Probability is the likelihood of a random outcome (called an “event”) and is written as P(event)= x, where x is a number ≥0 and ≤1. Using this notation, the probability of rolling a 2 with a fair 6-sided die is written as P(2)=1/6. A probability of 0 means that an event is impossible while a probability of 1 means that an event is certain. For example, the probability of rolling a 7 with a fair 6-sided die is 0 and the chance of rolling a whole number ≥1 and ≤6 is 1.
Conditional probabilities refer to the likelihood of an event occurring given that another event has occurred or will occur. For example, if we know that a die roll has resulted in an odd number i.e. the only possible outcomes are 1, 3, or 5, we know that P(4)=0 and that P(1)=1/3. Conditional probabilities have their own special notation: P(event2|event1)=x. In English, this means, given that Event1 has occurred, the probability of event2 occurring is equal to x, where x is again a number ≥0 and ≤1. Our odd number die rolling example would be written as P(1|odd roll)=1/3.
Examples
Conditional probabilities play an important role in science and medicine. For example, sensitivity, specificity, positive predictive value (PPV), negative predictive value (NPV), statistical power, alpha error (Type I) and beta (Type II) error can all be written as conditional probabilities.

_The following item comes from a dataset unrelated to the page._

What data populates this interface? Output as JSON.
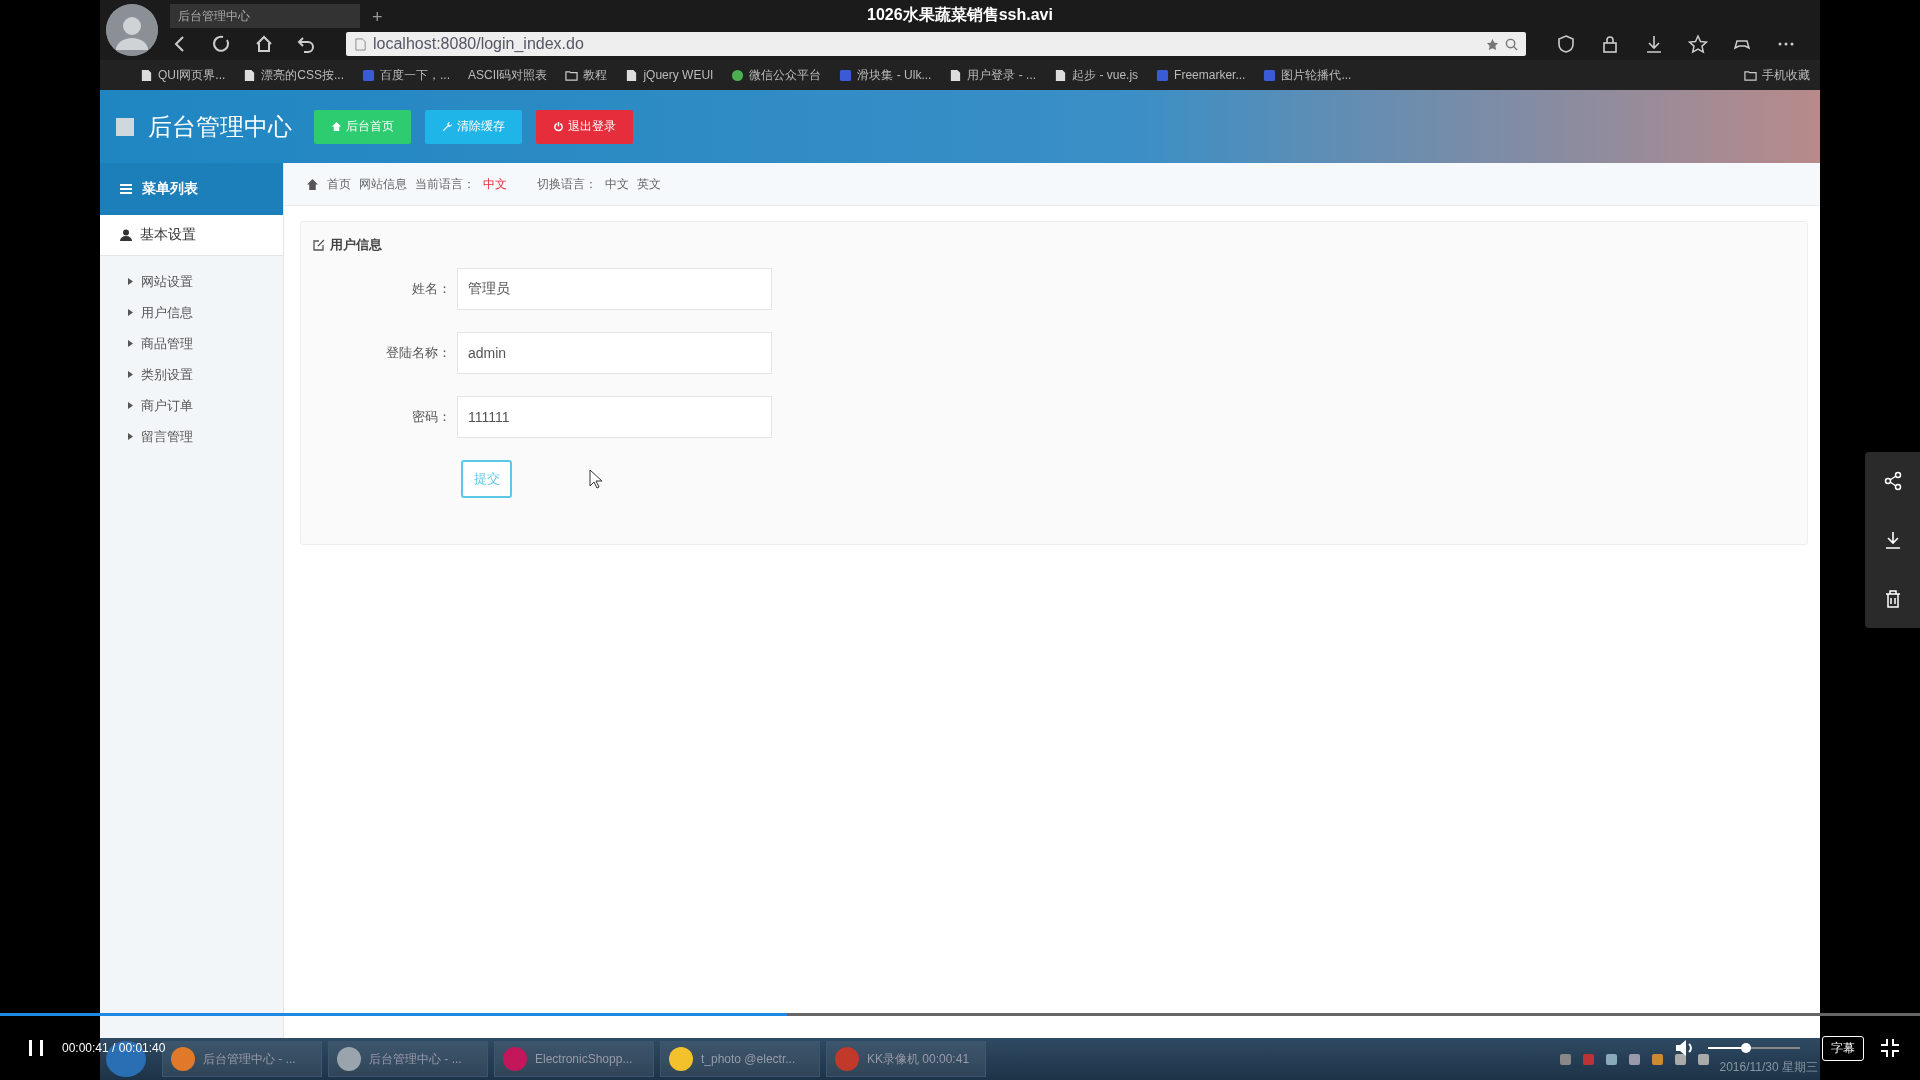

sensitivity: P(T+|D+) = x, i.e. given that a patient has the disease, the probability of testing positive equals x
specificity: P(T-|D-) = x, i.e. given that a patient does not have the disease, the probability of testing negative equals x
PPV: P(D+|T+) = x, i.e. given that a patient tests positive, the probability of having disease equals x
NPV: P(D-|T-) = x, i.e. given that a patient tests negative, the probability of not having disease equals x
statistical power: P(clinical trial+|effect exists) = x, i.e. given that there is a difference between groups (e.g. screened vs unscreened test subjects), the probability of a clinical trial being positive equals x
alpha error: P(clinical trial+|effect does not exist) = x, i.e. given that there is no difference between groups (e.g. screened vs unscreened test subjects), the probability of a clinical trial being positive equals x
beta error: P(clinical trial-|effect exists) = x, i.e. given that there is a difference between groups (e.g. screened vs unscreened test subjects), the probability of a clinical trial being negative equals x
P-values are also conditional probabilities. Recall that p-values are calculated assuming the null hypothesis (H0) that there is no difference between diagnostic tests, treatments, outcomes etc. is true. Expressed as a conditional probability, p-values can be written as P(data observed|H0 true) = x where x is the probability of observing a difference at least as great between what you expected (no difference) and what you observed.
Bayes' theorem is another conditional probability and in medicine can be used to calculate the probability that a patient has a particular disease once new information, such as from diagnostic testing becomes available. There are many versions of Bayes' theorem. Its’ simplest form is:
P(A|B) = (P(A) x P(B|A))/P(B)
For positive predictive value, Bayes’ theorem is:
P(D+|T+)=[P(D+) x P(T+|D+)]/[P(D+) x P(T+|D+) + P(D-) x (T+|D-)]
And for negative predictive value, Bayes’ theorem is:
P(D-|T-)=[P(D-) x P(T-|D-)]/[P(D-) x P(T-|D-) + P(D+) x P(T-|D+)]
where P(D+) is the disease prevalence, P(D-) is 1-prevalence, P(T+|D+) is sensitivity, P(T+|D-) is 1-specificity, P(T-|D-) is specificity and P(T-|D+) is 1-sensitivity.